ALDRAVAS
ALDRAVAS
                                                     
“Abre-te Sésamo!” 
                                           (Ali
Babá e os quarenta ladrões, in: Mil
e uma noites) 
          Gemiam os ferrolhos na opacidade da
tarde que se anunciava finda e fria. 
         À
porta, mãos nodosas dirimiam a distância pretensa. 
         Nenhum vislumbre denunciava o
interior. O silêncio era quebrado de fora, na altura das mãos que arremetiam a
aldrava.
         Em sendo proteção o que a casa
buscava, deixava ao largo quem passasse por ela. Distinta e imponente impunha ares
de intocável distanciamento, mensagem não traduzida palas mãos insistentes que mais
uma vez dobravam força sobre a face da madeira envernizada.  Madeira de lei, tratada com a seriedade
exigida pela condição de seu nobre nascimento. Seria nobre o gesto de se abrir
a porta e perguntar a que vinha. Mais uma, mais duas, tantas portas fechadas
pela obsessiva atenção de quem protegia aos seus e a si. Atenção: frêmito de
longo alcance, turbulência ausente no rol das necessidades urgentes que
perfilavam a insistente rotina de escassez traduzida em indigna pobreza.

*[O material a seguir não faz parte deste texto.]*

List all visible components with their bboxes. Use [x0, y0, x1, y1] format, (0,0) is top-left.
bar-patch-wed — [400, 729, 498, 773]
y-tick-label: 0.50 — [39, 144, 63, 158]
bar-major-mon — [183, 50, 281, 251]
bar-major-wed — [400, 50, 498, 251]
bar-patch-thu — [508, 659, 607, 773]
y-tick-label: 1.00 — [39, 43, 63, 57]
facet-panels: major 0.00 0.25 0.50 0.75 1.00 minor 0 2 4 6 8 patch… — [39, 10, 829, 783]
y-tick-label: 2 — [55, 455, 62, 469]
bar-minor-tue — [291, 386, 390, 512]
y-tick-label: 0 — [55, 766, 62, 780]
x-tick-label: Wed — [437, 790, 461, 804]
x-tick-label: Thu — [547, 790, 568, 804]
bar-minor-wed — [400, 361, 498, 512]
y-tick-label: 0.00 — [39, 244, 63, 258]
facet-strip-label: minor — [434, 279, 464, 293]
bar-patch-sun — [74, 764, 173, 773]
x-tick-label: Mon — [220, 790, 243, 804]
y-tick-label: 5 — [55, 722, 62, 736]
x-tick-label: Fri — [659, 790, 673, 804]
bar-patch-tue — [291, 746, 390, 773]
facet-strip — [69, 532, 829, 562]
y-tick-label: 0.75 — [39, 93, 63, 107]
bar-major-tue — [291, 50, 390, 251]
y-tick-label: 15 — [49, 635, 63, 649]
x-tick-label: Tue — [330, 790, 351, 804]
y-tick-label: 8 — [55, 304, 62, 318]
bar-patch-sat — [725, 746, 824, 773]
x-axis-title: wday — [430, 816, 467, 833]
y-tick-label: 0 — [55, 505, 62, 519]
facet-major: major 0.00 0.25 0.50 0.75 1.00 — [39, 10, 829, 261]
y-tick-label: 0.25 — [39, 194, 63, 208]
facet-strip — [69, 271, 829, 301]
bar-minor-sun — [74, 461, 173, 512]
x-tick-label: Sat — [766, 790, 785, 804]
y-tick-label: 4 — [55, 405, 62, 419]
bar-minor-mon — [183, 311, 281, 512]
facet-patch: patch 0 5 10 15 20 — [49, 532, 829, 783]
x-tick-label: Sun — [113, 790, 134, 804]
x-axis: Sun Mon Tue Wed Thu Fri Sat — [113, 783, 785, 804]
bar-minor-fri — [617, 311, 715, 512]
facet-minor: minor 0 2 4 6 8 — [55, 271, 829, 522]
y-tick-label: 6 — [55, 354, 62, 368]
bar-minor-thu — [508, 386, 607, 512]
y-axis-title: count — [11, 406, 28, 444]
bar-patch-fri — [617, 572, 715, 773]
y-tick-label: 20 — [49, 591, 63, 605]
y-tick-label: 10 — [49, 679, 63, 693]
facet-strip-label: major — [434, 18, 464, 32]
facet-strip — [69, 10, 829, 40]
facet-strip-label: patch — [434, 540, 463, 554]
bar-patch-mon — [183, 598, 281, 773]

         O silêncio instalava-se nas bordas do batedor
localizado na altura das mãos.   A
lamúria das pequenas travas que o mantinham pregado à porta chegava-lhe em
ondas surdas, quase inaudíveis não fosse a longa experiência diante daquelas
peças cegas. Travas fechadas sobre si mesmas, eloquentes e frias, pregavam seus
olhos na espera pelos movimentos do outro lado da compacta taboa. 
         Seria assim... sempre assim? 
        Conhecia a natureza das portas fechadas
e distinguia os seus protegidos por escalas de inatingibilidade. Quanto mais
opíparos os adereços que as compunham, maior magnitude conferia aos seus proprietários.
Maior a distância entre os pontos que lhes indicavam um lugar no mundo, muito
maior.
        Solenemente, fez cantar o círculo
desmanchado em gotas de ferro batido pela derradeira vez antes de retirar-se do
beiral.
        Portas são olhos semicerrados no limite
do mundo aberto: cílios espessamente invisíveis roçam o universo interno,
pálpebras imóveis vergam para fora, comandando a dança do inviolável e arbitrável
jogo de poder guardado a sete chaves. Conhecia a natureza das portas. Conhecia-lhes
a morfologia imperiosa.
        Quando se preparava para recolher
as mãos nos bolsos sem fundo das calças puídas, a porta abriu-se para emoldurar
o par de braços mais branco já visto por ele. 
         Valessem-lhe todos os santos!
Seria um anjo? 
         Os braços formaram um ângulo de
força para manter a porta aberta enquanto um sorriso desenhava-se.  Era um anjo, certamente! Há tempos imemoriais
não recebia a glória de um sorriso endereçado para a sua pessoa. Anjos sorriem
diante de qualquer situação, especialmente diante daquelas às quais pedem desculpas,
mesmo sem lhes ter qualquer responsabilidade. Talvez por essa razão sorrissem.
Ingênuos e santos, afortunadamente, sabem sorrir!
         No final daquela tarde
anunciada, uma criança abriu a porta para perguntar quem era e o que desejava.
Sem resposta frente ao presente inesperado, ele sorriu de volta e foi-se:
estômago vazio, cabeça latejante, a alma aquecida dentro das roupas andrajosas.
        Diante de seus olhos murchos, um
sorriso tomava o lugar das aldravas chorosas. Aldravas...aldravas...
aldravas... portas e aldravas são uma grande incógnita!